B- Déficiences possibles et mise en évidence

La lésion cérébrale survenant aux prémices de la vie de l’enfant est irréversible. Elle affectera
son développement de différentes manières. Les conséquences neuro-motrices qu’elle entraine,
elles, ne sont pas fixées. Du fait d’un cerveau en plein développement, la plasticité cérébrale va
permettre à l’enfant d’optimiser ses chances de réussites motrices, sensitives et cognitives. La
plasticité cérébrale est le remaniement des structures et des liaisons neuronales afin de suppléer ou
améliorer une fonction. Sur un cerveau immature, cette plasticité est d’autant plus évidente mais ne
résout pas tous les problèmes. Amiel-Tison (2007 (3.)) parle d’une hiérarchisation de type militaire de
la fonction cérébrale, ainsi lorsque les fonctions supérieures sont troublées, on assiste à une
désorganisation profonde de l’ensemble de fonctions inférieures. La lésion cérébrale entraîne une
désorganisation du contrôle du système nerveux supérieur sur l’inférieur. Ce qui engendre des
troubles de la mise en place de la motricité et de la régulation du tonus. Selon le type d’atteinte, on
retrouve alors une plus ou moins grande désorganisation. Comme dit précédemment, l’atteinte
motrice n’est pas la seule mais elle est la plus invalidante car la motricité est la base de toute
perception, cognition et elle permet l’utilisation optimale des organes sensoriels. (9.)
Les troubles que nous pouvons trouver au niveau du développement des acquisitions
motrices, relèvent généralement du retard. Un enfant en avance n’est pas considéré comme
pathologique. Nous pouvons évoquer le retard dans l’apparition de nouvelles aptitudes, ou bien le
retard dans la disparition des signes de prédominance du contrôle inférieur (par exemple, un retard
dans la disparition des réflexes). Le retard d’apparition, quant à lui, peut toucher les différents items
cités précédemment (les adaptations posturales, les réactions de redressement, ou bien la
commande volontaire).
Nous pouvons également déceler des troubles au niveau du tonus musculaire.
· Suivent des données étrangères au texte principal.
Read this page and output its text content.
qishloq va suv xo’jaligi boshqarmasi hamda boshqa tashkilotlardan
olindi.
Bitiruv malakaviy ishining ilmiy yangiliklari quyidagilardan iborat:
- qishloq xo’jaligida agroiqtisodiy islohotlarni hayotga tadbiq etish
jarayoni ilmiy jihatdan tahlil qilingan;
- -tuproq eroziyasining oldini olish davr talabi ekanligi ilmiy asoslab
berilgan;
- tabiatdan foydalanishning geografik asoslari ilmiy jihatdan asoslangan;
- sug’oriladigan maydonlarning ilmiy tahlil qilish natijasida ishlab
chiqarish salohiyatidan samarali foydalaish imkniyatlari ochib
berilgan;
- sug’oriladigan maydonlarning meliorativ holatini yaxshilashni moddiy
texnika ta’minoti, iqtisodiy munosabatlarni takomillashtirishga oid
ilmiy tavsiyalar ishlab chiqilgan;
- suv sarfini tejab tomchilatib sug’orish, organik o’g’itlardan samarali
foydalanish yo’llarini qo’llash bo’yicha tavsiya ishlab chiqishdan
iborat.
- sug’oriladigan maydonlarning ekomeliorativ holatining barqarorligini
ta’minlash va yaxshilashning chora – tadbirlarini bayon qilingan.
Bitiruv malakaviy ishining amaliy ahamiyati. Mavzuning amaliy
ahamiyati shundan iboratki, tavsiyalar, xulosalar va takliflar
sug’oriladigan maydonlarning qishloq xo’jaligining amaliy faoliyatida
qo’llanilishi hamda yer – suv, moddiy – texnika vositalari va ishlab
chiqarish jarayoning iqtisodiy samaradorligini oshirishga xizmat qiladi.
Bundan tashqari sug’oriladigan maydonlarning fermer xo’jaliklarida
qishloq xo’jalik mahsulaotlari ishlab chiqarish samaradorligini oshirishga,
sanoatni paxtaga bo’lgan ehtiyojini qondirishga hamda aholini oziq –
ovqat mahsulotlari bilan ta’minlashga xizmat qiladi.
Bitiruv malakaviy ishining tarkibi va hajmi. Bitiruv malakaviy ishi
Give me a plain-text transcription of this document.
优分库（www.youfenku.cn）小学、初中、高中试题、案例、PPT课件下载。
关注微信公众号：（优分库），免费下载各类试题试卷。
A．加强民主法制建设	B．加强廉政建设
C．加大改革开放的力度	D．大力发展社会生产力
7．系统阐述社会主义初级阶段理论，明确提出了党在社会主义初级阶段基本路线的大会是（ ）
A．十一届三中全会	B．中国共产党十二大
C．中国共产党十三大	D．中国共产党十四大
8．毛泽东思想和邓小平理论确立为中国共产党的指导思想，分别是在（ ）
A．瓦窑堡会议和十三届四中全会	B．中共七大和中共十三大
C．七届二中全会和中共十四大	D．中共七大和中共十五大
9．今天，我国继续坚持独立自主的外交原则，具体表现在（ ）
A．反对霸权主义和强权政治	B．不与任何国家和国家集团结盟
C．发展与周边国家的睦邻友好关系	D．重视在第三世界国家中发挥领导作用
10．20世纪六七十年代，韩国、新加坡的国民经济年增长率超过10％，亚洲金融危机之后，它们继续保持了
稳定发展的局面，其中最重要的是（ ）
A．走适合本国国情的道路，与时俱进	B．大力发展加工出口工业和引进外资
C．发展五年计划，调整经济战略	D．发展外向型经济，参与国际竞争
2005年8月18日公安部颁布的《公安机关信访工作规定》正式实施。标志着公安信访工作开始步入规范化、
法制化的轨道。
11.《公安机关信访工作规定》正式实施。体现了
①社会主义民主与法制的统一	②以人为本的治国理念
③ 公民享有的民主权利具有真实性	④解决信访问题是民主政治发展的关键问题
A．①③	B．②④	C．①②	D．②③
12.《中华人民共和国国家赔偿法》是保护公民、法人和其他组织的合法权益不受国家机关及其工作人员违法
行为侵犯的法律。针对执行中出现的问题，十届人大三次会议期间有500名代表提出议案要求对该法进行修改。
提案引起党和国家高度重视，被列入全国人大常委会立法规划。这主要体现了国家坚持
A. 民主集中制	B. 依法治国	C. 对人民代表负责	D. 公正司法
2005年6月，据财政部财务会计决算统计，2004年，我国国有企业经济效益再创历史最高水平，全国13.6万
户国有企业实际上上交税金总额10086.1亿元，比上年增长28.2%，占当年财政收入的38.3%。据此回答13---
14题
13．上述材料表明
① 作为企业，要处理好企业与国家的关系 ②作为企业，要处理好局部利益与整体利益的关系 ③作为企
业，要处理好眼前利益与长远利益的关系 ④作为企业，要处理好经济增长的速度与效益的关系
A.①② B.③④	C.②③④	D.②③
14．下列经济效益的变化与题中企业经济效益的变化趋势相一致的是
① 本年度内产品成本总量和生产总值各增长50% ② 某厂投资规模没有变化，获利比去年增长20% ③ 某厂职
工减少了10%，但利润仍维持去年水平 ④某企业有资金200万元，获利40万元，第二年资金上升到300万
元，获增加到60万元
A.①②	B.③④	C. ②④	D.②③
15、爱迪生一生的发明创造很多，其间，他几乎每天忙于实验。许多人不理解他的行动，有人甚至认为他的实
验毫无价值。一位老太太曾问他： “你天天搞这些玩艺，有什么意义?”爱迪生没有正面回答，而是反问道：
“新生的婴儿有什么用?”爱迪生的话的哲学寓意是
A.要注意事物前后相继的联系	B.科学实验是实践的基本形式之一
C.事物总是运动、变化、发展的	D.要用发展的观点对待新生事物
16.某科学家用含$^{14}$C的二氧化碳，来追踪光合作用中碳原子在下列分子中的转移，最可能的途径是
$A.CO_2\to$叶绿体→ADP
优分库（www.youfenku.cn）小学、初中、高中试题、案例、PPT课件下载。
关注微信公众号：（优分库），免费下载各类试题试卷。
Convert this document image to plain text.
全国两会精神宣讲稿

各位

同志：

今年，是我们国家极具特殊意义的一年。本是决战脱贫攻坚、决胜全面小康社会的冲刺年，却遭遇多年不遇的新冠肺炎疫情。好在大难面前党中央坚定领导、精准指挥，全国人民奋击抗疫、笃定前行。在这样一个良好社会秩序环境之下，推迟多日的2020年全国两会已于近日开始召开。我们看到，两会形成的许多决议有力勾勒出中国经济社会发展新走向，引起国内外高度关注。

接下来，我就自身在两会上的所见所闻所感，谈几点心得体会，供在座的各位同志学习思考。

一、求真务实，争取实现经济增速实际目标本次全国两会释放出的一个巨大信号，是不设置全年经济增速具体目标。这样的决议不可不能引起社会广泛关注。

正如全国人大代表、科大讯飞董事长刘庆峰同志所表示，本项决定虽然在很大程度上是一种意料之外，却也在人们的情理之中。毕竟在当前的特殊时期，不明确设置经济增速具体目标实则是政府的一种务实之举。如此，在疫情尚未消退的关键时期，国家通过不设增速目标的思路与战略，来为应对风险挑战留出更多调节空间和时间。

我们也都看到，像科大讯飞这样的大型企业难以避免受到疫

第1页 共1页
Nous
retrouvons la spasticité, les dyskinésies, la rigidité ou l’hypotonie. La spasticité est caractérisée par
une augmentation du tonus musculaire lors de l’étirement rapide, ce qui revient à une exacerbation
du réflexe d’étirement vitesse-dépendante. Cette spasticité caractérise une atteinte cérébrale. Le
muscle étiré rapidement se contracte de façon brusque ce qui entraîne l’arrêt de la mobilisation
(14.). Les dyskinésies représentent l’ensemble des mouvements involontaires que l’on peut trouver
(athétose, dystonie, choréo-athétose) ainsi que la rigidité des segments (résistance à l’étirement sur
la totalité de la course, d’origine extrapyramidale ; le mécanisme de cette lésion n’est que très peu
connu). Elles sont le caractère principal d’une lésion au niveau des noyaux gris centraux. L’ataxie
quant à elle, se caractérise par un défaut de coordination motrice. Le mouvement est effectué avec
une force, rythme et précision anormaux. Elle caractérise une atteinte cérébelleuse. Les troubles du
tonus peuvent subvenir également dans les premiers mois de la vie. La prédominance de la fonction
antigravitaire entraîne un déséquilibre entre les plans antérieur et postérieur. L’enfant peut alors se
retrouver bloqué dans des schémas pathologiques dont il est difficile pour lui de sortir, il n’arrive pas
à lutter contre son propre tonus.
Il faut également observer la topographie des troubles qui renseigne sur le type d’atteinte.
On peur repérer une asymétrie haut/bas qui signerait une diplégie ou une asymétrie droite/gauche
qui signerait une hémiplégie. L’atteinte des quatre membres signe une quadriplégie, la triplégie
quant à elle, est l’atteinte des deux membres inférieurs et d’un membre supérieur prédominant.
Il faut concevoir qu’un enfant puisse réussir à se développer normalement, avec un léger
retard et présenter tout de même de légers troubles qui le gêneront dans la mise en place d’activité
fine, mais ce n’est pas le propos de ce travail puisque nous nous centrons sur la fonction locomotrice.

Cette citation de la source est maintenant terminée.